I let Aja ramble on for at least five minutes. It was a long explanation about the gods and goddesses, and how they formed the world, human beings’ place in this formed world, and the gods’ rights over human souls. Every sentence that came out of his mouth hit my American sensibilities like blows; a deranged terrorist’s attempt to enslave my mind. By the end of the tirade, I felt like a man with a gun to my head had tried to convert me to Islam. I glared at my friend. I began to realize why we hardly discussed religion.  

I had never been very religious. I was raised Catholic, but as soon as I left home, I stopped going to church.  It just didn’t fit with my new life style. I was never much concerned about my Sunday morning ignorances. I knew I always had time to go back. I had watched enough sheepish looking people coming back to church my whole parent controlled life. I knew the church would take me back someday. Maybe when I was old I would go back. I had decided something like that during my last mass at St. Edward’s Catholic Church in Palm Beach. 

But even though I was a fallen away Catholic, it didn’t mean some goddess got to tell me what to do. I mean, I thought all the movies about the gods were cool. I wanted powers like that. The first thing I would do as a demigoddess is make everybody buy my songs. I’d be a rock star overnight, and I wouldn’t have to clear any more dirty spaghetti dishes at the Blind Pig.

“Aja, you have lost your mind. The goddesses and gods did not create the world. Nor did they form it, or whatever it is you are saying. They’re a gang of beings with special powers. That’s it. They’re not anybody you need to be scared of.”

“Allie, how can you be so stupid? Your pain is from the goddess! She is angry with you. She is the reason you have pain. This was common knowledge for me as a child in New Delhi. How can Americans be so ignorant?”

He was making me furious.

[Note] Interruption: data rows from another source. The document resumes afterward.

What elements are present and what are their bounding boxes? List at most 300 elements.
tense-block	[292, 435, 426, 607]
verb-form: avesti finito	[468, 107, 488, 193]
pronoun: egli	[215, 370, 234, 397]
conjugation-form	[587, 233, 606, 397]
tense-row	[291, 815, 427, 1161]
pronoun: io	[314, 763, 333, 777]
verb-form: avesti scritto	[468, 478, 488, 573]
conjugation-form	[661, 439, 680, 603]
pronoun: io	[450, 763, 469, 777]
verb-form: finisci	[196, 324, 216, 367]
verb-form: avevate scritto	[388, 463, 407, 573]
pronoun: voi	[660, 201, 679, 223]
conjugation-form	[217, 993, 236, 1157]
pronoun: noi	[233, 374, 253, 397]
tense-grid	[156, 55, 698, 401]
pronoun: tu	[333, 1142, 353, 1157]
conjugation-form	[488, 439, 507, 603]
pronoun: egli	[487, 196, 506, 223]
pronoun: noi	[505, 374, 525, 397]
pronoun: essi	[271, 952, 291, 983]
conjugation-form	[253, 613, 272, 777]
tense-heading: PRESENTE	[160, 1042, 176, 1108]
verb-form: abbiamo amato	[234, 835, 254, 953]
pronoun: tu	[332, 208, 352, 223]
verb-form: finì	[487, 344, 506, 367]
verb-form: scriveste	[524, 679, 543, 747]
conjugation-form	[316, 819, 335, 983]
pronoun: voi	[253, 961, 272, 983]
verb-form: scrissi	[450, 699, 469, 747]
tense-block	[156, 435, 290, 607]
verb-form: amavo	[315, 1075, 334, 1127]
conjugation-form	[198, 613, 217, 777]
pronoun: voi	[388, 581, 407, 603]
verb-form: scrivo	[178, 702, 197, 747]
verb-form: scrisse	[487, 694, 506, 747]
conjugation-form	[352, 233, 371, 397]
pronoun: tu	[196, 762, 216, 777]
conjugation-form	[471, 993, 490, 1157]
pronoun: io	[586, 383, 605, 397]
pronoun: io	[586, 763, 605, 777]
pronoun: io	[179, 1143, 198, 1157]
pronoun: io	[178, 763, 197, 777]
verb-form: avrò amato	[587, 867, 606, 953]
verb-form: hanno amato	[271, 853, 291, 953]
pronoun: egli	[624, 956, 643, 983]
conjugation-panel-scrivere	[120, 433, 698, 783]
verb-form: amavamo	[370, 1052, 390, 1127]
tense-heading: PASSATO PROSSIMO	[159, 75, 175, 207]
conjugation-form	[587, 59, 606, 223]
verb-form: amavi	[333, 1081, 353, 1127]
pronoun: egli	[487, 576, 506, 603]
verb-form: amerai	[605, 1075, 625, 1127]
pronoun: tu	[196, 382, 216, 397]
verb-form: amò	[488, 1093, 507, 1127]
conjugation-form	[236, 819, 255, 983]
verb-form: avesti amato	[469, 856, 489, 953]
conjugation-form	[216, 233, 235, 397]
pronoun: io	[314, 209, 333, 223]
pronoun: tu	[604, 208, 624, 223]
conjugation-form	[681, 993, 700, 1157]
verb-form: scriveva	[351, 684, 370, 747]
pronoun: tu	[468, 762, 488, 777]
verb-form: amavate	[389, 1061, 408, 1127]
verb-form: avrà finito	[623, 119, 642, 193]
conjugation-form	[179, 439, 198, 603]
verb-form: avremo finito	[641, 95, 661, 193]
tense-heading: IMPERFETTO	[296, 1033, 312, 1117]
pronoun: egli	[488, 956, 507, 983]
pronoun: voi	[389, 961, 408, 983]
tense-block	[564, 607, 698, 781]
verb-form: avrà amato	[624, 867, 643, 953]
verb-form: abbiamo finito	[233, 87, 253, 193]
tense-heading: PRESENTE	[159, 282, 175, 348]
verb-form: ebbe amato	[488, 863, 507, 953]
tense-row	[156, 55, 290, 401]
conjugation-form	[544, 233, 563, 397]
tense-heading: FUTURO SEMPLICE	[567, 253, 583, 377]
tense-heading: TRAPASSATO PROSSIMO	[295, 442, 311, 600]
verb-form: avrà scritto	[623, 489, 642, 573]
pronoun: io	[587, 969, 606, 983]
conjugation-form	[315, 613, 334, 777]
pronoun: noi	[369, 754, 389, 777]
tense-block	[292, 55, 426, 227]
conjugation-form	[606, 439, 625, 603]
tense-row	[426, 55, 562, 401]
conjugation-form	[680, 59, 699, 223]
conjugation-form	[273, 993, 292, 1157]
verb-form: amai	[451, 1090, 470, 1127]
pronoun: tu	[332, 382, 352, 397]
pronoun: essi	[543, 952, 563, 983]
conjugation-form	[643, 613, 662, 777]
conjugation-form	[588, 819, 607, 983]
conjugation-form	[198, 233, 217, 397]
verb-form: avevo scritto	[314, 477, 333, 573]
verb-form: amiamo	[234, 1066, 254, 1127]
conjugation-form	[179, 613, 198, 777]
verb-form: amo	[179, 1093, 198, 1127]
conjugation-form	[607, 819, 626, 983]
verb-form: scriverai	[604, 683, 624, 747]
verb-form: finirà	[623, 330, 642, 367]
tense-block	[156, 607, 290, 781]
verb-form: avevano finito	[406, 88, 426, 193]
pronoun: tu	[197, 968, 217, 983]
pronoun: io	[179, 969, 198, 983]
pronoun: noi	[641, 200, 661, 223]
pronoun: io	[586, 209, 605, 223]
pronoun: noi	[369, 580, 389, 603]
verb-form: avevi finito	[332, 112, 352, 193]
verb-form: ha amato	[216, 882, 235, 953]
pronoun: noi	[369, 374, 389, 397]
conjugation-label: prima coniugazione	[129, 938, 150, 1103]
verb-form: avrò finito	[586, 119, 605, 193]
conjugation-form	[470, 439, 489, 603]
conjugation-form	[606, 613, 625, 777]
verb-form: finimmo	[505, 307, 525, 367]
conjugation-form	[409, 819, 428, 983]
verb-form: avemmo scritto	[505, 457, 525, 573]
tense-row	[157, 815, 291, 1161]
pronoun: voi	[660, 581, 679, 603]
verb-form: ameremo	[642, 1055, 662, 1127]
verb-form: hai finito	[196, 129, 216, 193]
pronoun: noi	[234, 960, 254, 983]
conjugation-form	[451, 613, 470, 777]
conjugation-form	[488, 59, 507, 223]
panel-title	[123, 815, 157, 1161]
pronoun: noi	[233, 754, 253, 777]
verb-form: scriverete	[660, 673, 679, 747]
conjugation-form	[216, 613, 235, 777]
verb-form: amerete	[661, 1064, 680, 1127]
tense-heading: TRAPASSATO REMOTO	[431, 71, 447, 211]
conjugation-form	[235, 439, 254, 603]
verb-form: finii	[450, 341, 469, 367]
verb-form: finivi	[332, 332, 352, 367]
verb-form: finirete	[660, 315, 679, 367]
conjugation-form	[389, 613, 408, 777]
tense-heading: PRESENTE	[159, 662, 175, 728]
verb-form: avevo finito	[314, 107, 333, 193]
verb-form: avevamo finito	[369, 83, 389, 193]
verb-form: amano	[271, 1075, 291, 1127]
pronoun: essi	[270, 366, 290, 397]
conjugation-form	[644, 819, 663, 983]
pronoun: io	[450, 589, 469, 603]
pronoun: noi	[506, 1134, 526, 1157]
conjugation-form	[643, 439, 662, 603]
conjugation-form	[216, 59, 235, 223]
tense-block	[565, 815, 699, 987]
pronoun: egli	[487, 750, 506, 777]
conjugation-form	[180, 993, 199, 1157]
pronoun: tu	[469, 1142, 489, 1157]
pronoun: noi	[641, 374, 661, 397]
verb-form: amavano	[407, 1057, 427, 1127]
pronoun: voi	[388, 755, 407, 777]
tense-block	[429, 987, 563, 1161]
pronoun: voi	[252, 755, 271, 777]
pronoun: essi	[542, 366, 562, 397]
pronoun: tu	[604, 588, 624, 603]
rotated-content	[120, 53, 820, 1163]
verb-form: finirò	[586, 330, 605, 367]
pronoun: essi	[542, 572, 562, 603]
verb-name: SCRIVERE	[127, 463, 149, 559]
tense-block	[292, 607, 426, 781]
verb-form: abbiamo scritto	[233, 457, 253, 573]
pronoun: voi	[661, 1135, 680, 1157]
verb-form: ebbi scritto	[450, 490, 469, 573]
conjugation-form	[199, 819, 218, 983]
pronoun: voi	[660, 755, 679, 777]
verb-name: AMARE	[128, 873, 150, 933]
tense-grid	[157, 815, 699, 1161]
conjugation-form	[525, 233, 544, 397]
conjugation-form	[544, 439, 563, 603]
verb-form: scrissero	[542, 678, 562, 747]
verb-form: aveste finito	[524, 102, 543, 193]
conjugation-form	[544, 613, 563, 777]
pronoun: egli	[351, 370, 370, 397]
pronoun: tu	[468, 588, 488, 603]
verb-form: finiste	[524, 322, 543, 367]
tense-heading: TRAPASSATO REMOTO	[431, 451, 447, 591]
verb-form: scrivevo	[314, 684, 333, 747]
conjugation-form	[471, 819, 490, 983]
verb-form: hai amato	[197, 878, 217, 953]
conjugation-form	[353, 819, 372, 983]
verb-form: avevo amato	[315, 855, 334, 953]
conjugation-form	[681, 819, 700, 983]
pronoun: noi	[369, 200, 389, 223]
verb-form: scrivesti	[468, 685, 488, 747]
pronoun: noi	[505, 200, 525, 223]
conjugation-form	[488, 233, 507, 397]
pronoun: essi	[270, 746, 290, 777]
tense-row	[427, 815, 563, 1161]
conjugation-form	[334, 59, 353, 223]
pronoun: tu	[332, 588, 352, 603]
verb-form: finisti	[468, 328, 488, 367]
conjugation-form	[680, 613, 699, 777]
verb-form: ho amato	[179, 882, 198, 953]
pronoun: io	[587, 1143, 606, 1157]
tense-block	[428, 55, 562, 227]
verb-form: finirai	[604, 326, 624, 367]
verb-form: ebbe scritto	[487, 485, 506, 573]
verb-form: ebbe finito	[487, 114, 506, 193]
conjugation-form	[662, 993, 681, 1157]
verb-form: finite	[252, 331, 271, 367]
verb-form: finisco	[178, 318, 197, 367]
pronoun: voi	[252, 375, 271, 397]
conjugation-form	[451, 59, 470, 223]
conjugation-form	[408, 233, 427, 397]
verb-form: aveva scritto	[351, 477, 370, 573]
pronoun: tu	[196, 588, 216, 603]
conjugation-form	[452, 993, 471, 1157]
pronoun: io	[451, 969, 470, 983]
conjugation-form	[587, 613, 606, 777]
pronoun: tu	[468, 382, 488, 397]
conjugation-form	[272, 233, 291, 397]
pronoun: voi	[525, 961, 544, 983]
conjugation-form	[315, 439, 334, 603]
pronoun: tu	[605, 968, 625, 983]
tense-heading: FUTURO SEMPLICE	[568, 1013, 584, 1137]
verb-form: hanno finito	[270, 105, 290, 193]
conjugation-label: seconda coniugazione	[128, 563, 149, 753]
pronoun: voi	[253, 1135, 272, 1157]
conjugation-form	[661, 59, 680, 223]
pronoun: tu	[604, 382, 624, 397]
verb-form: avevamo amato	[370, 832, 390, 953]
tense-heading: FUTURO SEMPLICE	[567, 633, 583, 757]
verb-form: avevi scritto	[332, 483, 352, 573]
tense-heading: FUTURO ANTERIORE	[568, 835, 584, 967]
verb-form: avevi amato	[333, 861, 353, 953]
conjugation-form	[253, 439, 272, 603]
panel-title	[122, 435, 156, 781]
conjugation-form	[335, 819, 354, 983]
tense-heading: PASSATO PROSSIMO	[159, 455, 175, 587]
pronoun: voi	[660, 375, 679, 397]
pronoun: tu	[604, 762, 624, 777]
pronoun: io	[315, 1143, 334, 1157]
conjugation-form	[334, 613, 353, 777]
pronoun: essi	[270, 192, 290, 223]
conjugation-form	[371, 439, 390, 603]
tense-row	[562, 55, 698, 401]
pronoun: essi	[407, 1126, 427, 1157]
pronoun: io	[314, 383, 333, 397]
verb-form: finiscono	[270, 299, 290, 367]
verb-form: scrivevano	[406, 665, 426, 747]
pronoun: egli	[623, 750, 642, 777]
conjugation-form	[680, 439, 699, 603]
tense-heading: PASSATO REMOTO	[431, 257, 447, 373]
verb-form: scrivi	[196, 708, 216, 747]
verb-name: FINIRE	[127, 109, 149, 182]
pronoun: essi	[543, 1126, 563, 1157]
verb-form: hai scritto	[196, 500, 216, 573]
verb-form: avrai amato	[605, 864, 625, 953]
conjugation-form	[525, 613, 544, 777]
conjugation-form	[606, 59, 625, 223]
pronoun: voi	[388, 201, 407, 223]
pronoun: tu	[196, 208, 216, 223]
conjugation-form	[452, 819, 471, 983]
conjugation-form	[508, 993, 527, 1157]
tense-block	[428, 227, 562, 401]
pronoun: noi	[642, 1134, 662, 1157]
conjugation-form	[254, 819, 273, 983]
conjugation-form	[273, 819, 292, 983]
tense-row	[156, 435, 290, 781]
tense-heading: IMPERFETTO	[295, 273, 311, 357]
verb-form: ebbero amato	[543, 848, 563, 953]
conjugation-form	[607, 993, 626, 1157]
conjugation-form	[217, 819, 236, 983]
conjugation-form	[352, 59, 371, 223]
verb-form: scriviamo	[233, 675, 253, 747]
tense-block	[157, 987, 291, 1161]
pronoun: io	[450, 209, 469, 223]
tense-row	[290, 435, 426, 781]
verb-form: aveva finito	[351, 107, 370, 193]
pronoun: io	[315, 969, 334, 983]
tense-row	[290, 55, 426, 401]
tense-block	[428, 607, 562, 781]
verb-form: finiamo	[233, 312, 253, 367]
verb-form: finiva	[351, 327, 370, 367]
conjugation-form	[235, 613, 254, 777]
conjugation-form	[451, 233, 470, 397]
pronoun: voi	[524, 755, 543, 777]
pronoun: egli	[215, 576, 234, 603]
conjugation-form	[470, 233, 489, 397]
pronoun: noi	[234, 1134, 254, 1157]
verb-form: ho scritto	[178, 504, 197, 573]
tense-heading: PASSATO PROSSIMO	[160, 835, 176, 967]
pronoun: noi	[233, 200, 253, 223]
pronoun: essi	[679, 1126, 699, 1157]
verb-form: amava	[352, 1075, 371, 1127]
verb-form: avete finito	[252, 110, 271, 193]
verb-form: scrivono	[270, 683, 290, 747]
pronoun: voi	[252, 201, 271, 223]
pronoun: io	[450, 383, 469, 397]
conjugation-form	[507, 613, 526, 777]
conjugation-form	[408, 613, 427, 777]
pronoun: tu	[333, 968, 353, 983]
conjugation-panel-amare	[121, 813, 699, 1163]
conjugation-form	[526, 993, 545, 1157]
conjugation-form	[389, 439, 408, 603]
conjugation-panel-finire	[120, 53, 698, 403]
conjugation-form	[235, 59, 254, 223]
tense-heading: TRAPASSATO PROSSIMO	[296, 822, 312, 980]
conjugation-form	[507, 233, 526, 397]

He and I both didn’t practice anything spiritual. Or so I thought. 

“Are you sure this pain is from her?” I said. “I thought it might be, at first. She said so. But you know, it could be just because I’m dead. Maybe this is normal. Maybe this is just because I’m out of my blood.”

Aja gave me a strange look. I glared back at him. I was probably visible, I was so angry.

Then I became aware of something else in the room with us. I realized it had been there all along. It wasn’t the goddess. It felt overwhelmingly like it hated me. Like it was the kind of presence that comes before the blood is spilled in a suicide cult or a vampire coven. Or a Edgar Allen Poe-themed murder club, while members are still pouring drug-laced red wine down the throat of the some silly cheerleader or random jogger.

I looked carefully around the room. I thought I heard distant sounds, like the heaving music of ancient rhythms.  The pounding beat reminded me of some kind of dark experience of aboriginal worship and pagan blood lust. This presence, I knew, had witnesses the frenzied parties before the cutting and the chopping. It was there, a silent watcher, before the bleeding and the blood drinking began. I didn’t know why I knew this. I was suddenly and completely afraid.